Ihre Kunst verteilt sie an den unterschiedlichsten Orten

Diese Fotos veröffentlicht die studierte Literatur- und Sprachwissenschaftlerin schließlich nicht nur auf Instagram, sondern lässt sie auch als Postkarten drucken. Weiter erzählt sie, dass sie auf die Rückseite eine Kurznotiz mit der Bitte um Rückmeldung drucken lässt. Diese Postkarten verteilt sie schließlich an Orten, die sie bereist, wie Istanbul oder Mardin im Südosten der Türkei, willkürlich in der Innenstadt. Die Reaktionen auf ihr Tun fielen bis jetzt sehr unterschiedlich aus. Während Familienmitglieder ratlos nach dem Sinn ihres Vorhabens fragten, waren die Fremden, die ihre Karten fanden und darauf reagierten, sehr positiv gestimmt.

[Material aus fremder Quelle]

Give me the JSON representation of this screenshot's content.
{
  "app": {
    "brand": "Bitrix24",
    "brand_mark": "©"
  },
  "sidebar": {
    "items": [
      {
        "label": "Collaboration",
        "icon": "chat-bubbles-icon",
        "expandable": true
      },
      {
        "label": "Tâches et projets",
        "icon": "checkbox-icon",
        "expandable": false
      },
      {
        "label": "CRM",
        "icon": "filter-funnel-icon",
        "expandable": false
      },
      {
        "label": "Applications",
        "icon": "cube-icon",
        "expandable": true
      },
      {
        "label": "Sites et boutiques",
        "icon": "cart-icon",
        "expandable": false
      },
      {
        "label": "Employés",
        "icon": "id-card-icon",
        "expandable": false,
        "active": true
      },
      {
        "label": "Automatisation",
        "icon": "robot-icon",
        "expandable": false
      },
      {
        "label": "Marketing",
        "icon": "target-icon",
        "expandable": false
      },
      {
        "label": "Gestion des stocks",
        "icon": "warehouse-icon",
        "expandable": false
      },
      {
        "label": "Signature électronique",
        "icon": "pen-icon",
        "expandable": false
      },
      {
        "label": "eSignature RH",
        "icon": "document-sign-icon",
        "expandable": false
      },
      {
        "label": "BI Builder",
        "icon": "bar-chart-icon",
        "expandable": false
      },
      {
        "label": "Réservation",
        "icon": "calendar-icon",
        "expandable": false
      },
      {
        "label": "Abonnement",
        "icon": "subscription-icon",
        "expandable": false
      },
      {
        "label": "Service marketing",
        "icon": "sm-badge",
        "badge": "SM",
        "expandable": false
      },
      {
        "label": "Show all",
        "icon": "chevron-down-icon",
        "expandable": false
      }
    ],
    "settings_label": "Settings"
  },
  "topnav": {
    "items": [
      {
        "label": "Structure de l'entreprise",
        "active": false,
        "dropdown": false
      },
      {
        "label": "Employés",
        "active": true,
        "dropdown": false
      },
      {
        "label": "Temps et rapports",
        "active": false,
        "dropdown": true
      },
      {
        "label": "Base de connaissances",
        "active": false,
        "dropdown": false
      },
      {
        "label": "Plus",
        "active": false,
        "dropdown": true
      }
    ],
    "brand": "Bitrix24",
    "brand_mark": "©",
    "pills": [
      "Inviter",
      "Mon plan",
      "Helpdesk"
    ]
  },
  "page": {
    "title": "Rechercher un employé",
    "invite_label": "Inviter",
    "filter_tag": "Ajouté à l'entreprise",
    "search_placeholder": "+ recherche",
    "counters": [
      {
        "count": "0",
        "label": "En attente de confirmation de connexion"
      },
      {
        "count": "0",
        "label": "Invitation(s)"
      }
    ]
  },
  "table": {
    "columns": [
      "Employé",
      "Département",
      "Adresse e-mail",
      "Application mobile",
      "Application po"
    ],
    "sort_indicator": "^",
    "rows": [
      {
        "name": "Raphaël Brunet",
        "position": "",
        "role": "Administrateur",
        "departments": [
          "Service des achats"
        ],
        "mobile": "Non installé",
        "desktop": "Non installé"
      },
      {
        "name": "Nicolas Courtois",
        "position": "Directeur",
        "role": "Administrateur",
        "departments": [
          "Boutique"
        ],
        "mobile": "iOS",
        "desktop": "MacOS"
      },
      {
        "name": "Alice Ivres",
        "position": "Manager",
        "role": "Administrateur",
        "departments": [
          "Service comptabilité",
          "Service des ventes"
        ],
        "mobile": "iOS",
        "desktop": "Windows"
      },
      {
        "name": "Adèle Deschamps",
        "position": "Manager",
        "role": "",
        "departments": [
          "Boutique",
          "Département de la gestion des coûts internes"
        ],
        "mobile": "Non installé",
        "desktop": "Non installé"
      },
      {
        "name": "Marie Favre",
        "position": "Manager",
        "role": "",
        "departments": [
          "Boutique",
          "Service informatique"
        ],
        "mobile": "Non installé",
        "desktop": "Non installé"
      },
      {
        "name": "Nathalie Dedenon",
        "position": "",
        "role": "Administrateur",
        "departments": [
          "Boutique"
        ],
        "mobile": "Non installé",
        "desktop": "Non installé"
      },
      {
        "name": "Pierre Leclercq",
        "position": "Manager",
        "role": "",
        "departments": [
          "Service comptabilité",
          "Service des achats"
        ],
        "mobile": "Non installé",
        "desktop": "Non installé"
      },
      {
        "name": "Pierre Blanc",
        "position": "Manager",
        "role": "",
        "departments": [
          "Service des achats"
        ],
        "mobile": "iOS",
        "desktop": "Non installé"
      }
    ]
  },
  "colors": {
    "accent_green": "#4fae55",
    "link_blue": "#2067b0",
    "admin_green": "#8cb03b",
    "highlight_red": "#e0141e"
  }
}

Fremde berühren und Dialog anregen

Die junge Aachenerin war letztes Jahr im Atelierhaus in Aachen bei dem Projekt Kunst im Quartier „Kultureller Austausch Aachen Nord“ tätig. Aachen Nord, klärt sie mich auf, gelte als “sozialer Brennpunkt” mit einer hohen Arbeitslosigkeitsrate und hohem Anteil an Bewohner*innen mit Migrationshintergrund. Ziel des Projekts war es, den kulturellen Austausch zwischen den Bürger*innen anzuregen. Zuletzt absolvierte Gizem ein Praktikum im Kunstmuseum Ludwig Forum Aachen. Auch in der Zukunft will sie sich mit Kunst und Kultur befassen und sich in Richtung Kunstpädagogik weiterbilden. “Die Welt ist sozusagen meine Ausstellung, die ich dafür nutze, Menschen auf kreative Art miteinander zu verbinden” so Gizem. Das Künstlerische ist also eines der Gründe für ihr Projekt. Den nächsten Grund haben Gizem und ich gemeinsam: der Wunsch nach mehr „Effort“ im Privatleben. Für sie reicht es nicht, Fotos zu schießen – sie will diese mit der guten alten Methodik vollbringen und sie nicht nur im Netz hochladen, sondern Fremde damit erreichen und berühren.

Das Projekt geht beständig weiter

Über Reaktionen und Feedback zu ihren gefunden Postkarten freut Gizem sich besonders. Manchmal reicht nämlich ein schnell getätigter „Like“ unter dem Beitrag auf Instagram nicht, manchmal will man ein bisschen mehr Zeit und Energie investieren und auch zurück bekommen. Im Frühjahr 2019 soll ihr Projekt weitergehen: Immer auch mit dem Wunsch nach ein bisschen Retro und ein bisschen Romantik.